Das Projekt „die erste Walpurgisnacht“, das am letzten Dienstag im Basler Stadtcasino über die Bühne gegangen ist, hat im Gegensatz dazu aufgezeigt, wie wirksam kooperative Kulturprojekte in unser heutigen Zeit sind und welche Effekte damit erzielt werden können, wenn sie gut aufgezogen werden. Die Ausführenden der Aufführung vom letzten Dienstag waren alle auf ihre Weise ohne Konkurrenz- oder Wettkampfsdruck unmittelbar in das Projekt und die Aufführung eingebunden und konnten sich gemäss ihren eigenen Voraussetzungen aktiv einbringen.
Die Regisseurin Salomé Im Hof verseht es immer wieder von Neuem auf sehr geschickte Weise, die verschiedenen Gruppen einer Aufführung gemäss ihren eigenen Ressourcen optimal einzusetzen. Da waren einerseits die rund hundert Schülerinnen und Schüler des Schulchors der Rudolf Steiner Schule Aesch. Sie hatten von Beginn weg kommuniziert, dass sie nicht viel gemeinsame Probezeit investieren konnten. Sie sassen in der Aufführung auf den Seitenbalkonen neben der Orgel und sangen einfach so gut als möglich aber teilweise durchaus auch sehr gut mit.
Der Chor des Gymnasiums Muttenz war schon deutlich mehr in das Geschehen auf der Bühne miteingebunden. Unsere Sängerinnen hatten die Möglichkeit, gewisse Inszenierungsmomente aktiv mitzugestalten und sangen teilweise zusammen mit dem jungen Kammerchor Basel. Damit hatten sie die Chance, unmittelbar direkt neben Profis zu singen - ein mitreissendes Erlebnis!

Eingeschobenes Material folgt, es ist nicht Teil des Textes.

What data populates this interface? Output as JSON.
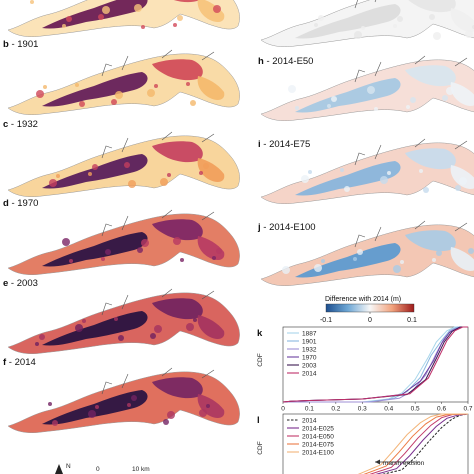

Im Kern der Aufführung befanden sich die Sängerinnen und Sänger der jungen Oper des Theaters Basel. Sie tanzten, rezitierten, sangen auf beachtlich hohem Niveau und zeigten sich von ihrer besten Seite. Besonders eindrücklich war die Rezitation des Texts „Vefluchtes Eisen“, das einer Übersetzung des Stücks „Raua Needmine“ von Veljo Tormis entsprach. Der von kriegerischen und kulthaften Inhalten geprägte Text entstammt ursprünglich aus dem finnischen Nationalepos „Kanevala“, einem Kult, der als Volksfest immer am 28. Februar gefeiert wird und vermutlich bis auf einen Dyonisoskult der alten Griechen zurückgeht, der bei den Römern „Carrus navalis“, auch bekannt als „Narrenschiff“ oder „Schiff auf Rädern“, genannt wurde. Frühlings- und Fasnachtskulte waren omnipräsent am letzten Dienstag.

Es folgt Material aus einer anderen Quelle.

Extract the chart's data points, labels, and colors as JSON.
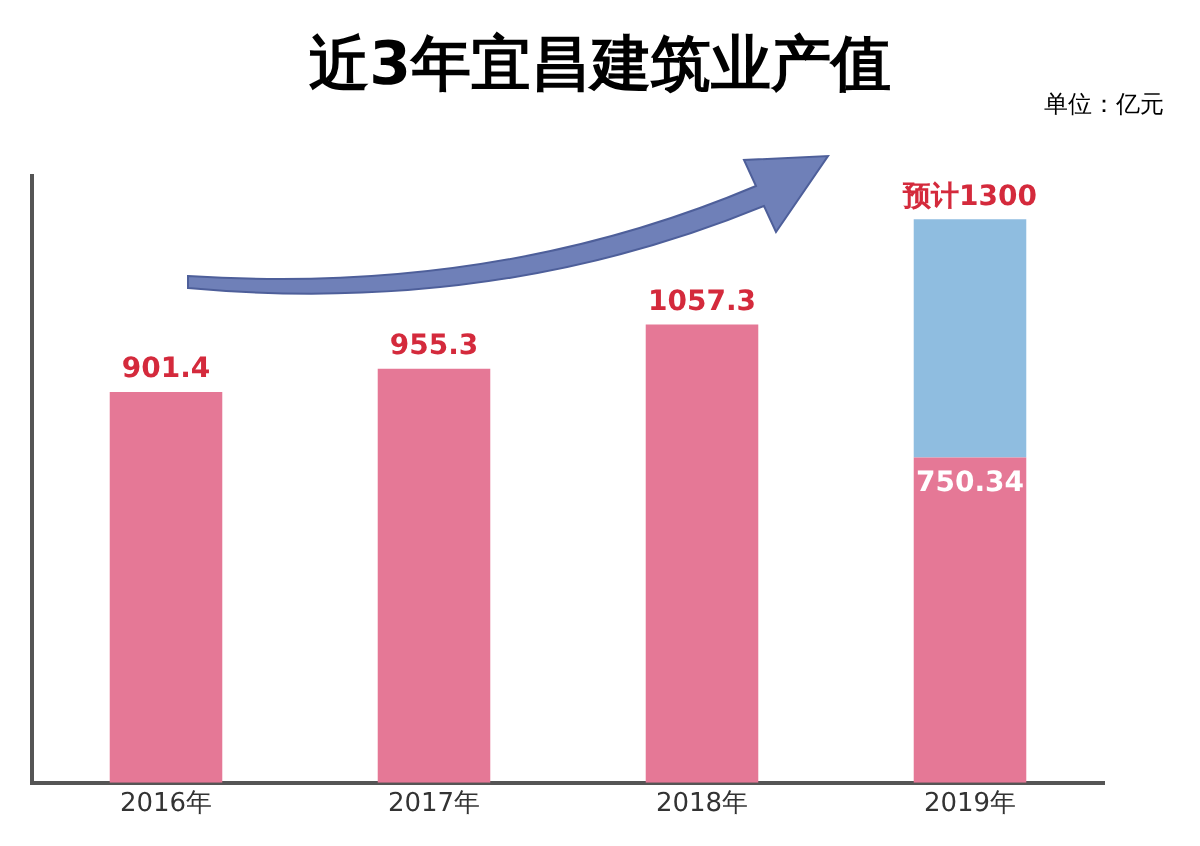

Und ebenfalls in der Mitte der Aufführung befand sich der junge Kammerchor Basel, der über ein sehr eindrückliches Gestaltungs- und Gesangsspektrum verfügen konnte und mit anspruchsvollen Chorstücken aufwartete. Das Ensemble ist vielleicht historisch gesehen noch recht jung, besetzungstechnisch waren die Sängerinnen und Sängerinnen mit ihren teilweise grau melierten Haaren jedoch wesentlich älter als unsere Gymnasiastinnen und Gymnasiasten.
Zum Gesamtkunstwerk der Aufführung vom letzten Dienstag gehörten auch vier professionelle Solistinnen und Solisten, eine Organistin, ein Pianist und ein Schlagzeugensemble, das das von Jonas Marti eigens erstellte Arrangement der ersten Walpurgisnacht von Felix Mendelssohn farbig und mit klaren Konturen umsetzen konnte. Wer die originale Orchesterversion kennt, war über die teilweise sehr originellen Besetzungsvarianten mit Pauken und Marimbafonen freudig überrascht.

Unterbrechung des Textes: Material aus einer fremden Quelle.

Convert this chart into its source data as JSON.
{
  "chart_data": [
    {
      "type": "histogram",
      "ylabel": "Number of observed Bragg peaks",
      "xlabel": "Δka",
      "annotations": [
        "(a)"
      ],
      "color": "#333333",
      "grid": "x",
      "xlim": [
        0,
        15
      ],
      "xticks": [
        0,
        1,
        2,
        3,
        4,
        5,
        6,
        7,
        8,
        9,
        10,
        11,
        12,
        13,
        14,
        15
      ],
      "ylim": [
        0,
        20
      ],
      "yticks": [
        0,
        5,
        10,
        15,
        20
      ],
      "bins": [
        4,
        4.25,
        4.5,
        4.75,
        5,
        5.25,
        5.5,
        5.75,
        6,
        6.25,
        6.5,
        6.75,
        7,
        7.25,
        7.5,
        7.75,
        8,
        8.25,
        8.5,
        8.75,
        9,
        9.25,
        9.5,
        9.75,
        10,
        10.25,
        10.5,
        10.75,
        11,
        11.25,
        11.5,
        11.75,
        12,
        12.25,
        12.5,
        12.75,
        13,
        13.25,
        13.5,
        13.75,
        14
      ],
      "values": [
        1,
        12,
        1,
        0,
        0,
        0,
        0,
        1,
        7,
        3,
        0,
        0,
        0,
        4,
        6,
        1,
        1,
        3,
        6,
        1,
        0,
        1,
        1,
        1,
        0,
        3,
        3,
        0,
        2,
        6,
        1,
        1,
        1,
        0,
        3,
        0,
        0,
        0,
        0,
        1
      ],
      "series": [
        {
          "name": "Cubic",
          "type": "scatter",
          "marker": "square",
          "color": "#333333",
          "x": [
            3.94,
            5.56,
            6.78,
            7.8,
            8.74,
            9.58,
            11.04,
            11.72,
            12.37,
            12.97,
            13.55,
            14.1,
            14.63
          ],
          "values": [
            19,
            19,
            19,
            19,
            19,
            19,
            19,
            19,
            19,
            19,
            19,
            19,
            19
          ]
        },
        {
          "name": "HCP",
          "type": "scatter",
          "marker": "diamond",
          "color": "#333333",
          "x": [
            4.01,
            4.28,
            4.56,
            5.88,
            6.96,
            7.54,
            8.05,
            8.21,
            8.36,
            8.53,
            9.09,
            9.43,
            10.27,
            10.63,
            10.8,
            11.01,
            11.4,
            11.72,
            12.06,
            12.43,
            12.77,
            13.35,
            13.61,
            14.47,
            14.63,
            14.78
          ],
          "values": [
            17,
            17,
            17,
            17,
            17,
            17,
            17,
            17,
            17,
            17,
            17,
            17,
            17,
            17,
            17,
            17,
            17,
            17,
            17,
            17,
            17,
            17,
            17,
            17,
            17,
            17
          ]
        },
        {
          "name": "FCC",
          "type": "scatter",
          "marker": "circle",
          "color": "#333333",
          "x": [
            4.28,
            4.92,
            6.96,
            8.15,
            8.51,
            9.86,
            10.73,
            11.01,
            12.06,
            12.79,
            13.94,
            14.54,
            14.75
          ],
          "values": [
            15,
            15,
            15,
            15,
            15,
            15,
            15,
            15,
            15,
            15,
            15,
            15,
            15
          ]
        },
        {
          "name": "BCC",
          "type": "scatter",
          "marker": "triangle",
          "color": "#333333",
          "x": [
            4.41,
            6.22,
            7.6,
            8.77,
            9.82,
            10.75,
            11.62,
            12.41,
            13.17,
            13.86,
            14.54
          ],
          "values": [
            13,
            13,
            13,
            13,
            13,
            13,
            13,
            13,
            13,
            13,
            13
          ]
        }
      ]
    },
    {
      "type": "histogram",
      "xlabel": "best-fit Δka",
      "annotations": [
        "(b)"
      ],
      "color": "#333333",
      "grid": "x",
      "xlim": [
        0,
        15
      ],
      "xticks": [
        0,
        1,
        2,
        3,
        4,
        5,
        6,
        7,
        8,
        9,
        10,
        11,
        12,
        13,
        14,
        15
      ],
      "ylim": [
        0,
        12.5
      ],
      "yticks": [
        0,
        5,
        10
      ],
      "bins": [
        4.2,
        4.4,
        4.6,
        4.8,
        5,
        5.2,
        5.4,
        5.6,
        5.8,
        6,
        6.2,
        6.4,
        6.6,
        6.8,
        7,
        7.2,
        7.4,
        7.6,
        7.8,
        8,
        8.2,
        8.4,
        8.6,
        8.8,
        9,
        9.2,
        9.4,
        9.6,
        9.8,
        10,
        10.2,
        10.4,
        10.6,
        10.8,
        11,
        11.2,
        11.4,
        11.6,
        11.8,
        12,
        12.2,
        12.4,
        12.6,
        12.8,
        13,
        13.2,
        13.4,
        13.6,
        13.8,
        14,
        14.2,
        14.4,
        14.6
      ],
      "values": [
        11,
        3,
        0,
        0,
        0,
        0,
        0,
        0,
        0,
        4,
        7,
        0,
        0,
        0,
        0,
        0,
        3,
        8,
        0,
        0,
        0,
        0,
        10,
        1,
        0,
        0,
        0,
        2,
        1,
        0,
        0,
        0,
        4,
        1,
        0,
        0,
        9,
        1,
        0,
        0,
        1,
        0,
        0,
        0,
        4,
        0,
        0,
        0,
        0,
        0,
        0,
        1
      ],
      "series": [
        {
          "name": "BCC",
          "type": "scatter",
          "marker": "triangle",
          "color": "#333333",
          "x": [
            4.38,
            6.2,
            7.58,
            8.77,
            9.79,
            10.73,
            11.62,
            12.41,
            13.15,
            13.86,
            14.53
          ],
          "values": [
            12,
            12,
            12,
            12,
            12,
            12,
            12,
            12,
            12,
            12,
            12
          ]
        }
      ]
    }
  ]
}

Das Ganze ist die Summe seiner Einzelteile, und genau diese Qualität machte die Faszination unserer Aufführung aus. Auch wenn die Einzeilteile für sich isoliert betrachtet nur bedingt immer perfekt ausgearbeitet waren, entstand ein faszinierendes, vollständiges Gesamtkunstwerk, das beim Publikum ausgesprochen gut ankam.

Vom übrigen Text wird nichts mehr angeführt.